Birbirine bağlı bu türde pek çok sorunun yanıtını “Oyun” ve “Oynama İsteği”yle ilişkilendirmek mümkündür.
Hayat evrenin sonsuzluğu içinde her insanın farklı bir yolculuğu değil midir? Ya da bir “Oyun”… Başı ve sonu belli, kendine özgü kuralları olan, oynayabilenin tadına vardığı, oynayamayanın dışında kaldığı bir oyun… Başı ve sonu olan, doğumdan ölüme döngüsel olarak uzanan bir oyun değil midir aslında hayat?
İnsanın özündeki belki de en temel istek “Oyun Oynama İsteği”dir.
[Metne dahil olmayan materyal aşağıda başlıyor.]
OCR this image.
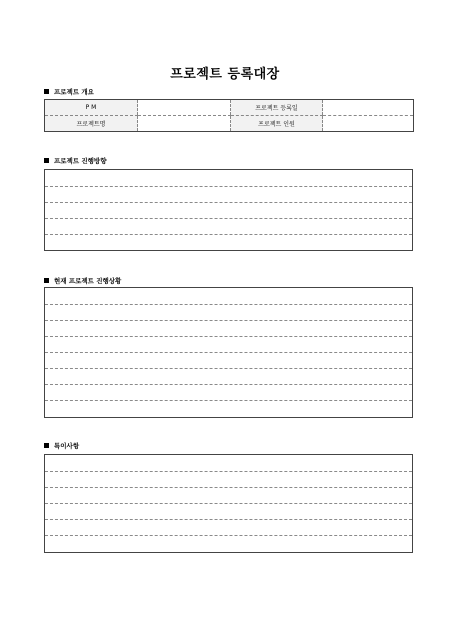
프로젝트 등록대장
프로젝트 개요
P M		프로젝트 등록일	
프로젝트명		프로젝트 인원	
프로젝트 진행방향
현재 프로젝트 진행상황
특이사항
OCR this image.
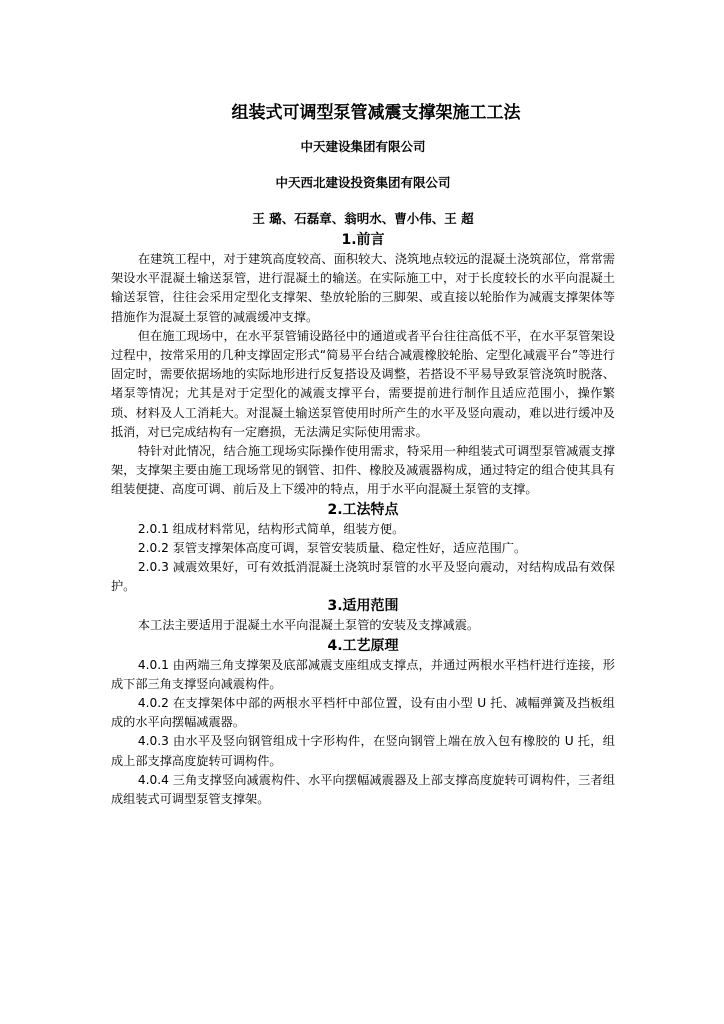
组装式可调型泵管减震支撑架施工工法
中天建设集团有限公司
中天西北建设投资集团有限公司
王 璐、石磊章、翁明水、曹小伟、王 超
1.前言

在建筑工程中，对于建筑高度较高、面积较大、浇筑地点较远的混凝土浇筑部位，常常需架设水平混凝土输送泵管，进行混凝土的输送。在实际施工中，对于长度较长的水平向混凝土输送泵管，往往会采用定型化支撑架、垫放轮胎的三脚架、或直接以轮胎作为减震支撑架体等措施作为混凝土泵管的减震缓冲支撑。

但在施工现场中，在水平泵管铺设路径中的通道或者平台往往高低不平，在水平泵管架设过程中，按常采用的几种支撑固定形式“简易平台结合减震橡胶轮胎、定型化减震平台”等进行固定时，需要依据场地的实际地形进行反复搭设及调整，若搭设不平易导致泵管浇筑时脱落、堵泵等情况；尤其是对于定型化的减震支撑平台，需要提前进行制作且适应范围小，操作繁琐、材料及人工消耗大。对混凝土输送泵管使用时所产生的水平及竖向震动，难以进行缓冲及抵消，对已完成结构有一定磨损，无法满足实际使用需求。

特针对此情况，结合施工现场实际操作使用需求，特采用一种组装式可调型泵管减震支撑架，支撑架主要由施工现场常见的钢管、扣件、橡胶及减震器构成，通过特定的组合使其具有组装便捷、高度可调、前后及上下缓冲的特点，用于水平向混凝土泵管的支撑。

2.工法特点

2.0.1 组成材料常见，结构形式简单，组装方便。

2.0.2 泵管支撑架体高度可调，泵管安装质量、稳定性好，适应范围广。

2.0.3 减震效果好，可有效抵消混凝土浇筑时泵管的水平及竖向震动，对结构成品有效保护。

3.适用范围

本工法主要适用于混凝土水平向混凝土泵管的安装及支撑减震。

4.工艺原理

4.0.1 由两端三角支撑架及底部减震支座组成支撑点，并通过两根水平档杆进行连接，形成下部三角支撑竖向减震构件。

4.0.2 在支撑架体中部的两根水平档杆中部位置，设有由小型 U 托、减幅弹簧及挡板组成的水平向摆幅减震器。

4.0.3 由水平及竖向钢管组成十字形构件，在竖向钢管上端在放入包有橡胶的 U 托，组成上部支撑高度旋转可调构件。

4.0.4 三角支撑竖向减震构件、水平向摆幅减震器及上部支撑高度旋转可调构件，三者组成组装式可调型泵管支撑架。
Tüm kültürlerin kaynağını oluşturan, insanla var olan ve ona soyut düşünme becerisini kazandırmakla birlikte, onu özgürleştiren yaratıcı bir eylemdir oyun. İnsanda doğal olarak var olan ve onda zevk duygusu uyandıran oyun ve oynama eylemi hayatın her alanına yansımıştır.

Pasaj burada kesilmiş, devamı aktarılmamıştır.